Ancak gölü geçip vadinin derinliklerine doğru ilerlediklerinde bir anda gökyüzünü kaplayan karanlık bulutlar oluşmuş. Anka Vadisi, üç arkadaşı son bir sınavla karşılamak istemiş gibi onları girdaba benzeyen bir fırtınanın içine çekmiş. Her biri girdap tarafından farklı yönlere savrulmuş. Seslenmeye çalışsalar da sesleri birbirine ulaşamıyormuş.
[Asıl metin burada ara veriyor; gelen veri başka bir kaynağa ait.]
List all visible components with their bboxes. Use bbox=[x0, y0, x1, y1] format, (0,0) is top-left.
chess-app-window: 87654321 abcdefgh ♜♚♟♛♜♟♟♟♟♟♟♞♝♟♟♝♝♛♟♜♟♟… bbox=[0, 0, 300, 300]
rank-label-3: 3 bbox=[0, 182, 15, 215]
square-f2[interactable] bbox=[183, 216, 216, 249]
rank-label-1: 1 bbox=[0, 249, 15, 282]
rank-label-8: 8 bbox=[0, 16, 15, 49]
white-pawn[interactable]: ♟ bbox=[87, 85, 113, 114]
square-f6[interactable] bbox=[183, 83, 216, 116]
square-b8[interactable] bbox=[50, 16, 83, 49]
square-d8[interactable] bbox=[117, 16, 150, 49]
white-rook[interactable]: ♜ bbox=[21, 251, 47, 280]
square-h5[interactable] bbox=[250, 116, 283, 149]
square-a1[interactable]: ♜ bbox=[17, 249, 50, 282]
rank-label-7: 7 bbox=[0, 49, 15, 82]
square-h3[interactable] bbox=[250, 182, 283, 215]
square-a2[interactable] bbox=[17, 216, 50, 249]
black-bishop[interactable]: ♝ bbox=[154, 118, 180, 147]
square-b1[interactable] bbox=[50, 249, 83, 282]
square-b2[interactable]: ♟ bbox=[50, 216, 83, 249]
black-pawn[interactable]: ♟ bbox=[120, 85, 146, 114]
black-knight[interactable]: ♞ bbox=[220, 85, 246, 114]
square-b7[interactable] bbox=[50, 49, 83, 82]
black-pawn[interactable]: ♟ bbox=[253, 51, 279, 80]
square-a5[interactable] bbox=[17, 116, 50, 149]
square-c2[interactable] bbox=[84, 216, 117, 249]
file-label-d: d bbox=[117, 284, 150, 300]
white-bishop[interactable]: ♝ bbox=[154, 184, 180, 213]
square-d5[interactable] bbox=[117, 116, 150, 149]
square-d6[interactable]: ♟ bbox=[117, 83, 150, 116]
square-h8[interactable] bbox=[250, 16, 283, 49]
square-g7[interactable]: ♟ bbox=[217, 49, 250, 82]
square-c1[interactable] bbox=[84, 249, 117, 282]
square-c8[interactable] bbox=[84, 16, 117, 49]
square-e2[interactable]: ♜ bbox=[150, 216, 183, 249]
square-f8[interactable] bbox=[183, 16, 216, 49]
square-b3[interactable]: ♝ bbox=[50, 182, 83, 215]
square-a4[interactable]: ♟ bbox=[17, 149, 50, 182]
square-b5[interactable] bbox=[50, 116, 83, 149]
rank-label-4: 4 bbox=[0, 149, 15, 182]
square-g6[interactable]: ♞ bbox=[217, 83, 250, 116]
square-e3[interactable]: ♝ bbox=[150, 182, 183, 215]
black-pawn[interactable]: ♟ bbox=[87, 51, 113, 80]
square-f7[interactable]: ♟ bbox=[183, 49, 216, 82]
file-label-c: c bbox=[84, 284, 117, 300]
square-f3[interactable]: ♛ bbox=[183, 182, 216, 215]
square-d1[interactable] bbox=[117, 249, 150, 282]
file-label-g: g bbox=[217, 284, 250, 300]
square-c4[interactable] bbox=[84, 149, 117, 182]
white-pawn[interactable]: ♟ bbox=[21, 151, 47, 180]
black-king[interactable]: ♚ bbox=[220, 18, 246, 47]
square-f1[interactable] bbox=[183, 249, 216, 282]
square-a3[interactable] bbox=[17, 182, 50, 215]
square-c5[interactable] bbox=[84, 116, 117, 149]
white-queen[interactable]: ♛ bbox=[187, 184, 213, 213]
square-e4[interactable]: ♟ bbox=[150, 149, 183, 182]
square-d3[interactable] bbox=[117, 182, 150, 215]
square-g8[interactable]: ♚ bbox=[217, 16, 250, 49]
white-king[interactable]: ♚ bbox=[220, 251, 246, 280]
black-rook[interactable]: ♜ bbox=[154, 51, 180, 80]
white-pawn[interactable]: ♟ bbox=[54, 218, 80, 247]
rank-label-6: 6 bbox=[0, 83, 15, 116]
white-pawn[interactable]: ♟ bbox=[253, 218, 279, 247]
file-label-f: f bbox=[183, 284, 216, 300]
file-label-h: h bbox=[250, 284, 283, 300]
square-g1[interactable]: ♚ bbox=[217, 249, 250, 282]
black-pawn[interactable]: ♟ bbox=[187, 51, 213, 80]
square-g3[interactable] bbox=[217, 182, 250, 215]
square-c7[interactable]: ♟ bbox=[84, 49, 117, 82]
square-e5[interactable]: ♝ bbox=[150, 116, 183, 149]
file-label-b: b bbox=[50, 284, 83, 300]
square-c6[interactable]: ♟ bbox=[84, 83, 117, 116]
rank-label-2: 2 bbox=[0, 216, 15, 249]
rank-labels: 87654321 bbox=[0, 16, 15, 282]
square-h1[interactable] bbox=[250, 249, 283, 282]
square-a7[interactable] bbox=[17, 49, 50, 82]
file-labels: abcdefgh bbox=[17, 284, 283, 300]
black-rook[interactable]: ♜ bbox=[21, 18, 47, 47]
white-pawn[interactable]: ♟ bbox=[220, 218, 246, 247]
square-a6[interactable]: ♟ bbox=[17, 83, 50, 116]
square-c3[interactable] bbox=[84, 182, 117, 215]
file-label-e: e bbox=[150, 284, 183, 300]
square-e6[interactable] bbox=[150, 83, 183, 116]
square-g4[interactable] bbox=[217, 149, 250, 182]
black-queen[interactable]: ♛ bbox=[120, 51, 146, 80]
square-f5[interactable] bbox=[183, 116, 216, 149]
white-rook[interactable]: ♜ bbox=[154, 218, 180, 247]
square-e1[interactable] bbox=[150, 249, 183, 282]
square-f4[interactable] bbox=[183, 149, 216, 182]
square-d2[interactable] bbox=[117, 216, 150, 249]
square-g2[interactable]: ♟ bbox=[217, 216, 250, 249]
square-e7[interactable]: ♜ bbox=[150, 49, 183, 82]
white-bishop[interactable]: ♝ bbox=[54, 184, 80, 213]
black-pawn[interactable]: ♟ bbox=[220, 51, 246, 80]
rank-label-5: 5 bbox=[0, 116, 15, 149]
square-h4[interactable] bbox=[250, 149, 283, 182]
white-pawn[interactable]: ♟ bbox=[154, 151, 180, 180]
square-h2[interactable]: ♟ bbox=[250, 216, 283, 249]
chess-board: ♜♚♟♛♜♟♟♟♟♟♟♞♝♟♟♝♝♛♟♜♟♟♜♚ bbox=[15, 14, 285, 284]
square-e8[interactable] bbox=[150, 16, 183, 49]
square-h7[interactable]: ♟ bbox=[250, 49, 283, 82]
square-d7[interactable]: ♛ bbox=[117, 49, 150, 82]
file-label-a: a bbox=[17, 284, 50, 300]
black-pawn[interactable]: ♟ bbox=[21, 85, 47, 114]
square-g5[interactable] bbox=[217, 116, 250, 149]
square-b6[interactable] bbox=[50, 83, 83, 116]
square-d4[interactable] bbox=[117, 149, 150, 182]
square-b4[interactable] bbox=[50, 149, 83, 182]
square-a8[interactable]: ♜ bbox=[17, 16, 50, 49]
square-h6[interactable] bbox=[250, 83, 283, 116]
Tam o sırada Zeynep, Mert ve Ali, tek başlarına bu sınavı geçemeyeceklerini fark etmiş. Tüm güçlerini toplayarak birbirlerine doğru koşmaya başlamışlar. Üçü bir araya geldiklerinde, göğü yaran bir ışık huzmesi belirmiş ve fırtına durmuş.

Gökyüzünde beliren Anka kuşu, devasa kanatlarını açarak altın tüylerini onlara doğru savurmuş. Tüylerin her biri farklı renkte ışık saçıyormuş. Anka, gür bir sesle konuşmuş:

“Cesaret, sadakat ve özveri… Beni bulabilen sadece bunlara sahip olanlardır. Yolculuğunuz boyunca kalplerinizin sesini dinlediniz ve her biriniz kendi sınavınızı geçtiniz. Şimdi, her biriniz birer dilek dileyin ve birlikte dileğinizi gerçekleştirmem için bana söyleyin.”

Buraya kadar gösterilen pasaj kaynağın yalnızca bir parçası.